Despite hearing about the possibility of a water landing every time we hear the safety spiel on an aircraft, water landings, which aviation folks distinguish from water crashes, are quite unusual. One older report pegged their occurrence in the U.S. at about 12-15 per year. 

Flight instructor Steve Lohrey is an airline transport pilot and advanced gold seal flight instructor at Northwest Flight School, based out of Spokane, Washington. Lohrey says Captain Sullenberger's water landing — "ditching," in aviation jargon — was exceptional, both due to how extremely skilled the pilot was and how infrequently ditchings occur.

"They are very rare, particularly in multiengine and airline transport airplanes because the regulations that we operate under demand a certain amount of equipment redundancy," Lohrey says. 

In fact, pilots don't even train for them on flight simulators. "There's no provision in a simulator for training in a water landing because if you try to simulate it … the response is that the airplane crashes," Lohrey points out. But that doesn't mean that pilots are just winging it.

"The way we train for water landings is through a comprehensive ground school," Lohrey says. And that ground training, Lohrey explains, includes learning the real nuts and bolts of ditching a plane. Landing on a glassy mirror of water sounds great, but we all know that bodies of water aren't smooth. Waves and currents are going to affect the plane's touchdown, and they can bend the aluminum skin of the aircraft. That means the plane's belly isn't as capable of cushioning the blow as it can be when crashing on a harder surface, like a runway.

Wind will affect how well the ditching goes, too. "Ideally, airplanes take off and land into the wind because ditching into the wind provides the lowest speed over the water and therefore the lowest impact damage," Lohrey says. Landing into a breaker, for instance, is going to be "like running into something solid. It's more likely to cause extreme damage to the airplane and a violent deceleration with implications for the passengers."

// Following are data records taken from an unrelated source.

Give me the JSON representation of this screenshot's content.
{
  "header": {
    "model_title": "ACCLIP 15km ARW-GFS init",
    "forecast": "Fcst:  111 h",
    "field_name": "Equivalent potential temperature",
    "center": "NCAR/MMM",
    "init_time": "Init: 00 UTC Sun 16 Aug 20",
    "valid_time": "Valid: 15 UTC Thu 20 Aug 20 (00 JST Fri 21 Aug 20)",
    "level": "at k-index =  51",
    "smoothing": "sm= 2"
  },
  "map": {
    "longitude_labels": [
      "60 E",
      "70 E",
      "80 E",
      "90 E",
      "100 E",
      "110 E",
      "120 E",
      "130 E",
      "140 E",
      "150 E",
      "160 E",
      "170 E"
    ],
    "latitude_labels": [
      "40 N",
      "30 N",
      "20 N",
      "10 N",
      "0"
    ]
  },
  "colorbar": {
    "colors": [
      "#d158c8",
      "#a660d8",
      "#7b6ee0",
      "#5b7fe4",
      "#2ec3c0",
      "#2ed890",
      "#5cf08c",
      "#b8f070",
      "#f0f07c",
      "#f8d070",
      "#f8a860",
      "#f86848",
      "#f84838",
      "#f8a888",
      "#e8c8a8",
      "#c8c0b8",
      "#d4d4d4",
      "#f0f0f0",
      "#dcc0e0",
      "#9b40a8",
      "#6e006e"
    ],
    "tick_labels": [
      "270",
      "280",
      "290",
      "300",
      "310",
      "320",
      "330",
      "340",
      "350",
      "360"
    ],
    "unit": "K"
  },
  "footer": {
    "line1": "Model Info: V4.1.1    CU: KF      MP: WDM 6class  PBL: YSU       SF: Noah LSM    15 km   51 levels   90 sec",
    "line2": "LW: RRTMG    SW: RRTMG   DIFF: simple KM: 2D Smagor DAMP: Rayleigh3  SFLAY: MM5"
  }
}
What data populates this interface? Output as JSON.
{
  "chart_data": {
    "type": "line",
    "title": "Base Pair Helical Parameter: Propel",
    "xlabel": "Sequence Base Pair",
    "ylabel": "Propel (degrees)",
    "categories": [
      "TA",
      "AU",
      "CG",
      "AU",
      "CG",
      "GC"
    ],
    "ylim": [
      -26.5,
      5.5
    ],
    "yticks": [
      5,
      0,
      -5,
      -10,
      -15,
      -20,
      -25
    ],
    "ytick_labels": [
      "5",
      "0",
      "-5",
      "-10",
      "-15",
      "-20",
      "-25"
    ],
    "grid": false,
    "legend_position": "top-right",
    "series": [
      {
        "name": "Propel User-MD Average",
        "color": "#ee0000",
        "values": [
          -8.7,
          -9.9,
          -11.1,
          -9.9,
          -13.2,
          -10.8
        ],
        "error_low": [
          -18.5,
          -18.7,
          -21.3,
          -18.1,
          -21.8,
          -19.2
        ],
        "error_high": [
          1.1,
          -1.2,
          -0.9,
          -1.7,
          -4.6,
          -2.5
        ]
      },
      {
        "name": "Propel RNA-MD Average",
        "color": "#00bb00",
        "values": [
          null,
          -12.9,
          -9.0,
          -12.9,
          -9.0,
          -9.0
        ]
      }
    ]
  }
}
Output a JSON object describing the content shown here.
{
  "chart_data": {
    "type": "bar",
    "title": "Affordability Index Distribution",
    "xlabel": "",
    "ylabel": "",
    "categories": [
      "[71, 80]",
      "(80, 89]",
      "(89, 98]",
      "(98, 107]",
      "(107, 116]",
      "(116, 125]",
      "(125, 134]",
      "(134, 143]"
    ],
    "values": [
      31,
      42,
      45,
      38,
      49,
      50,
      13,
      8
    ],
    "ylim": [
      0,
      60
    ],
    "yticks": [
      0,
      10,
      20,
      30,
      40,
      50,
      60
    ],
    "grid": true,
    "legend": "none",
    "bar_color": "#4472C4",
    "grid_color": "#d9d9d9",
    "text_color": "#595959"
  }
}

Pilots follow meticulous checklists for different procedures — and emergencies. Ditching a plane in water is no different, although of course what you can do does depend on the time you have. "If you have a chance to reduce the weight in the airplane you can reduce your landing speed. The slower you strike the water, the happier you're going to be," Lohrey says.

And Lohrey points out another huge advantage to Flight 1549's landing. "Everyone was still buckled in," he says. Passenger preparedness is critical to keeping folks safe on impact. 


But the thing about water landings is that even if you do manage to land … you're still in water. Hypothermia and drowning are going to present real dangers. And that's exactly where Captain Sullenberger and co-pilot Skiles, skilled and competent as they were, also proved fortunate.  


"The airplane stayed above the water long enough for everybody to get out," Lohrey says, pointing out there were sophisticated emergency operations responding mere minutes after the touchdown. "It was a stroke of good luck, as well as good airmanship."  


So while water landings are rare, experienced pilots are prepared to make quick and expert decisions to execute them. But a little luck is going to go a long way to make those preparations count.